The Path Not Taken: Duality in Reasoning about Program Execution
Researchers propose a benchmark that evaluates LLMs on two complementary reasoning tasks...
A new research paper accepted to ACL 2026 introduces DexBench, a benchmark designed to evaluate large language models' (LLMs) understanding of program execution through dual reasoning tasks. The authors argue that current benchmarks, which focus on predicting program properties tied to specific inputs (e.g., code coverage, outputs), offer a narrow view of dynamic code reasoning and are vulnerable to data contamination. DexBench instead probes LLMs' causal understanding of execution flow by requiring them to both predict a program's observed behavior for a given input and infer how the input must be mutated to achieve a specific behavioral objective.
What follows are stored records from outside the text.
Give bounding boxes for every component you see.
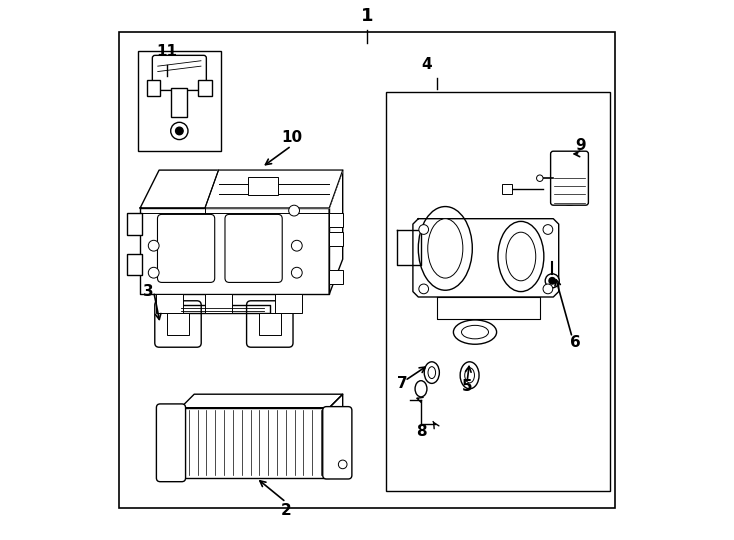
Polygon shape xyxy=(396,230,421,265)
FancyBboxPatch shape xyxy=(247,301,293,347)
Polygon shape xyxy=(437,297,539,319)
Circle shape xyxy=(291,267,302,278)
Text: 10: 10 xyxy=(281,130,302,145)
Polygon shape xyxy=(181,394,343,408)
Bar xyxy=(330,232,343,246)
Text: 3: 3 xyxy=(143,284,153,299)
FancyBboxPatch shape xyxy=(158,214,215,282)
Ellipse shape xyxy=(553,157,586,205)
Circle shape xyxy=(543,284,553,294)
Circle shape xyxy=(288,205,299,216)
Bar xyxy=(248,177,278,195)
Bar xyxy=(330,270,343,284)
Ellipse shape xyxy=(454,320,497,345)
Text: 6: 6 xyxy=(570,335,581,350)
Ellipse shape xyxy=(462,325,489,339)
Bar xyxy=(275,294,302,313)
FancyBboxPatch shape xyxy=(225,214,282,282)
Circle shape xyxy=(545,274,559,288)
Circle shape xyxy=(419,284,429,294)
Bar xyxy=(171,87,187,117)
Text: 1: 1 xyxy=(360,7,374,25)
Polygon shape xyxy=(181,408,330,478)
Circle shape xyxy=(148,267,159,278)
Text: 9: 9 xyxy=(575,138,586,153)
Bar xyxy=(502,184,512,194)
Bar xyxy=(147,80,161,96)
Circle shape xyxy=(549,278,556,284)
Text: 11: 11 xyxy=(156,44,178,59)
Bar xyxy=(127,213,142,235)
Ellipse shape xyxy=(415,381,427,397)
FancyBboxPatch shape xyxy=(155,301,201,347)
Ellipse shape xyxy=(465,368,474,383)
Bar xyxy=(198,80,211,96)
Text: 2: 2 xyxy=(280,503,291,518)
Bar xyxy=(259,313,280,335)
Bar xyxy=(156,294,184,313)
Circle shape xyxy=(291,240,302,251)
Ellipse shape xyxy=(506,232,536,281)
Ellipse shape xyxy=(428,219,463,278)
FancyBboxPatch shape xyxy=(323,407,352,479)
Circle shape xyxy=(338,460,347,469)
Polygon shape xyxy=(175,305,270,313)
Bar xyxy=(167,313,189,335)
Circle shape xyxy=(175,127,183,135)
Text: 4: 4 xyxy=(421,57,432,72)
Bar xyxy=(205,294,232,313)
Ellipse shape xyxy=(460,362,479,389)
Circle shape xyxy=(419,225,429,234)
Polygon shape xyxy=(140,208,330,294)
Bar xyxy=(127,254,142,275)
Polygon shape xyxy=(330,170,343,294)
Polygon shape xyxy=(413,219,559,297)
Circle shape xyxy=(537,175,543,181)
Polygon shape xyxy=(205,170,343,208)
FancyBboxPatch shape xyxy=(550,151,589,205)
Bar xyxy=(330,213,343,227)
Text: 7: 7 xyxy=(397,376,407,391)
Polygon shape xyxy=(140,170,343,208)
Circle shape xyxy=(148,240,159,251)
FancyBboxPatch shape xyxy=(153,56,206,90)
Circle shape xyxy=(171,122,188,140)
Text: 8: 8 xyxy=(415,424,426,440)
Ellipse shape xyxy=(418,206,472,291)
Ellipse shape xyxy=(424,362,440,383)
Text: 5: 5 xyxy=(462,379,472,394)
Polygon shape xyxy=(330,394,343,478)
Bar xyxy=(137,51,221,151)
Bar xyxy=(386,92,610,491)
Ellipse shape xyxy=(498,221,544,292)
Circle shape xyxy=(543,225,553,234)
Ellipse shape xyxy=(428,367,435,379)
Bar xyxy=(119,32,615,508)
FancyBboxPatch shape xyxy=(156,404,186,482)
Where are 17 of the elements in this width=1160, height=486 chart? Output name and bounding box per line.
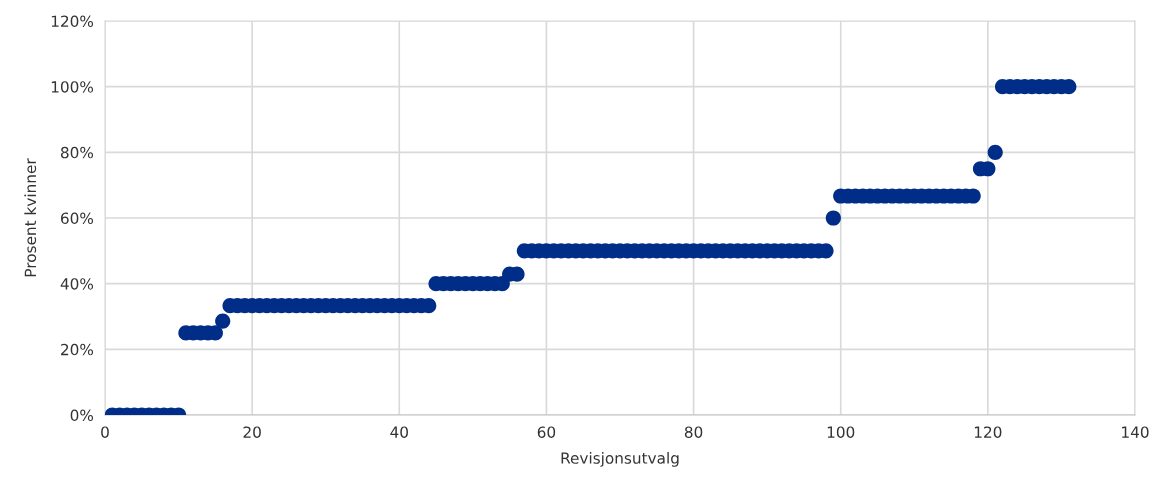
x-tick-label: 0	[101, 426, 109, 438]
x-tick-label: 140	[1122, 426, 1149, 438]
x-axis-title: Revisjonsutvalg	[561, 452, 679, 467]
x-tick-label: 80	[684, 426, 703, 438]
x-tick-label: 60	[537, 426, 556, 438]
x-tick-label: 40	[390, 426, 408, 438]
y-axis-title: Prosent kvinner	[24, 158, 37, 277]
x-tick-label: 120	[974, 426, 1002, 438]
y-tick-label: 0%	[70, 409, 94, 422]
y-tick-label: 100%	[51, 81, 94, 93]
x-tick-label: 20	[243, 426, 261, 438]
y-tick-label: 60%	[61, 212, 94, 225]
y-tick-label: 120%	[51, 15, 94, 28]
y-tick-label: 20%	[61, 343, 94, 356]
y-tick-label: 80%	[60, 146, 94, 159]
x-tick-label: 100	[827, 426, 855, 438]
y-tick-label: 40%	[60, 278, 94, 290]
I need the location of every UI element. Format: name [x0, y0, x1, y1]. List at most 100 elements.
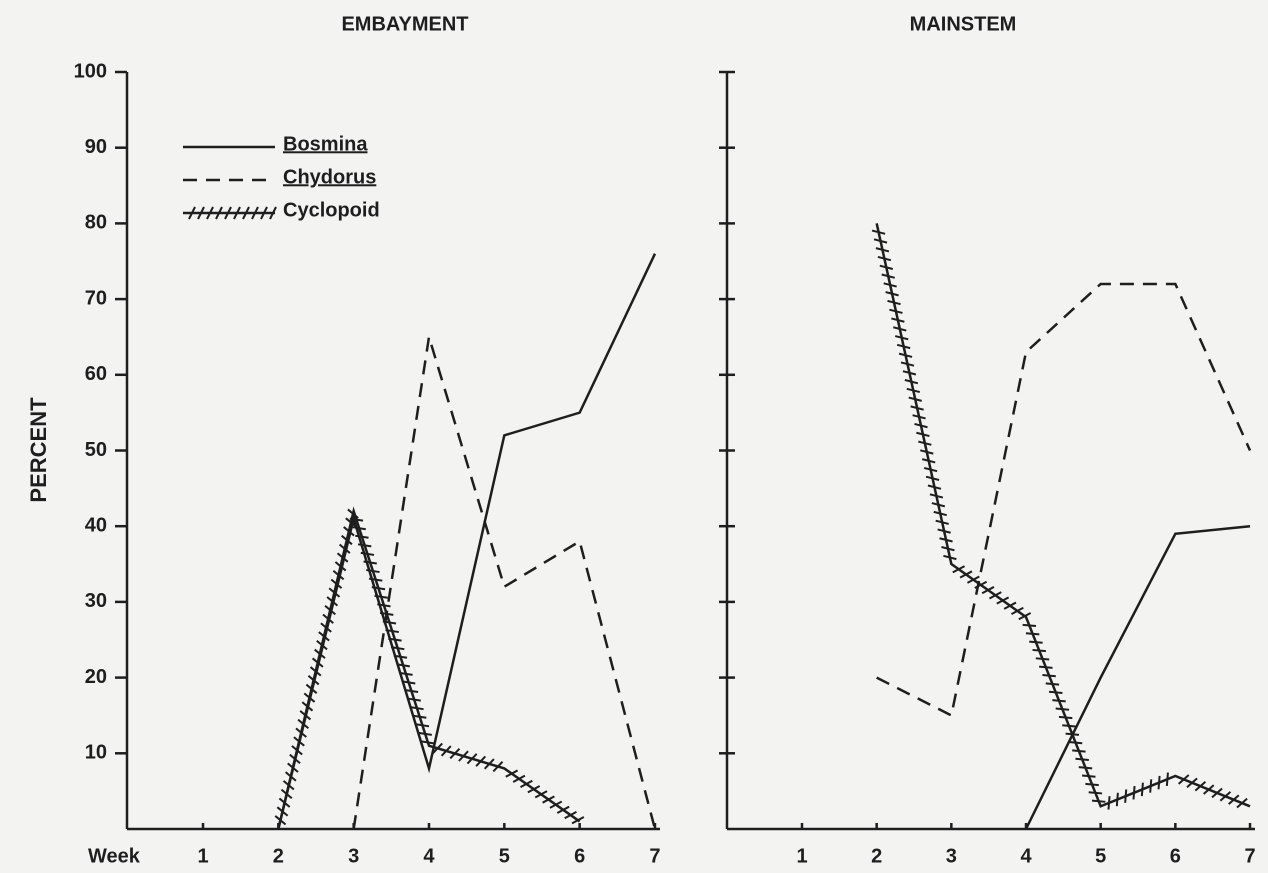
hatch	[941, 546, 955, 552]
panel-title: EMBAYMENT	[341, 13, 468, 35]
hatch	[197, 206, 205, 220]
hatch	[974, 580, 988, 589]
hatch	[336, 552, 349, 563]
hatch	[399, 671, 413, 676]
x-tick-label: 1	[796, 845, 807, 867]
hatch	[902, 370, 917, 376]
y-tick-label: 70	[85, 287, 107, 309]
hatch	[341, 534, 353, 546]
hatch	[900, 361, 915, 367]
y-tick-label: 10	[85, 742, 107, 764]
hatch	[393, 654, 408, 659]
hatch	[303, 692, 316, 703]
hatch	[475, 755, 487, 767]
hatch	[1062, 724, 1076, 728]
hatch	[885, 291, 899, 297]
y-tick-label: 80	[85, 212, 107, 234]
hatch	[929, 493, 944, 499]
hatch	[396, 663, 410, 668]
x-tick-label: 2	[273, 845, 284, 867]
hatch	[278, 797, 291, 808]
hatch	[379, 611, 394, 616]
hatch	[875, 247, 890, 253]
hatch	[388, 637, 402, 642]
y-tick-label: 60	[85, 363, 107, 385]
hatch	[188, 206, 196, 220]
hatch	[937, 528, 951, 534]
hatch	[1042, 674, 1056, 678]
y-tick-label: 100	[74, 60, 107, 82]
hatch	[1186, 777, 1198, 788]
hatch	[440, 745, 452, 757]
hatch	[1039, 665, 1053, 669]
hatch	[260, 206, 268, 220]
hatch	[871, 229, 886, 235]
hatch	[1149, 779, 1153, 793]
hatch	[556, 805, 570, 814]
hatch	[564, 810, 577, 820]
hatch	[215, 206, 223, 220]
hatch	[1045, 682, 1060, 686]
hatch	[873, 238, 888, 244]
hatch	[299, 710, 312, 721]
hatch	[287, 762, 299, 773]
hatch	[366, 569, 380, 574]
series-line	[277, 253, 657, 830]
hatch	[307, 675, 320, 686]
hatch	[418, 731, 432, 736]
panel-title: MAINSTEM	[910, 13, 1017, 35]
hatch	[301, 701, 314, 712]
series-line	[277, 506, 581, 830]
hatch	[291, 745, 303, 756]
hatch	[309, 666, 322, 677]
hatch	[407, 697, 421, 702]
hatch	[274, 815, 287, 826]
hatch	[914, 422, 928, 429]
hatch	[916, 431, 930, 438]
x-tick-label: 3	[946, 845, 957, 867]
hatch	[345, 517, 357, 528]
hatch	[1058, 715, 1073, 720]
hatch	[1236, 797, 1248, 809]
hatch	[898, 352, 913, 358]
hatch	[927, 484, 942, 490]
x-tick-label: 6	[1170, 845, 1181, 867]
x-tick-label: 7	[1244, 845, 1255, 867]
x-tick-label: 5	[1095, 845, 1106, 867]
hatch	[904, 379, 919, 385]
hatch	[280, 788, 293, 800]
hatch	[1115, 792, 1119, 807]
hatch	[233, 206, 241, 220]
hatch	[527, 785, 541, 794]
hatch	[390, 646, 405, 651]
hatch	[449, 747, 461, 760]
hatch	[1025, 632, 1040, 636]
hatch	[466, 753, 478, 765]
hatch	[360, 551, 375, 556]
hatch	[349, 517, 364, 522]
hatch	[1088, 791, 1103, 795]
hatch	[1107, 796, 1111, 810]
hatch	[1082, 774, 1096, 778]
hatch	[879, 264, 894, 270]
hatch	[1022, 623, 1037, 627]
hatch	[912, 414, 926, 420]
hatch	[939, 537, 953, 543]
hatch	[1085, 782, 1099, 787]
hatch	[410, 706, 424, 711]
hatch	[1228, 794, 1240, 805]
hatch	[1157, 775, 1161, 790]
hatch	[377, 603, 391, 608]
hatch	[318, 631, 330, 642]
hatch	[1132, 785, 1136, 800]
hatch	[891, 317, 905, 323]
hatch	[894, 335, 909, 341]
hatch	[316, 640, 328, 651]
hatch	[328, 587, 341, 598]
hatch	[276, 806, 289, 817]
hatch	[1065, 732, 1080, 736]
hatch	[921, 458, 936, 464]
hatch	[896, 343, 911, 350]
hatch	[357, 543, 372, 548]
The benchmark comprises 445 paired instances, and the team evaluated 13 LLMs, finding that dual-path reasoning provides a more robust and discriminative proxy for dynamic code understanding. This approach aims to ensure that LLMs truly grasp program execution rather than relying on surface-level patterns, addressing a critical gap in current evaluation methods. The findings suggest that future LLM development should incorporate such dual reasoning tasks to enhance reliability in software engineering and coding applications.
- DexBench includes 445 paired instances for dual reasoning tasks.
- Evaluated 13 LLMs on predicting behavior and inferring input mutations.
- Dual-path reasoning offers a more robust measure of dynamic code understanding.
Why It Matters
This benchmark could lead to more reliable LLMs for code generation and debugging.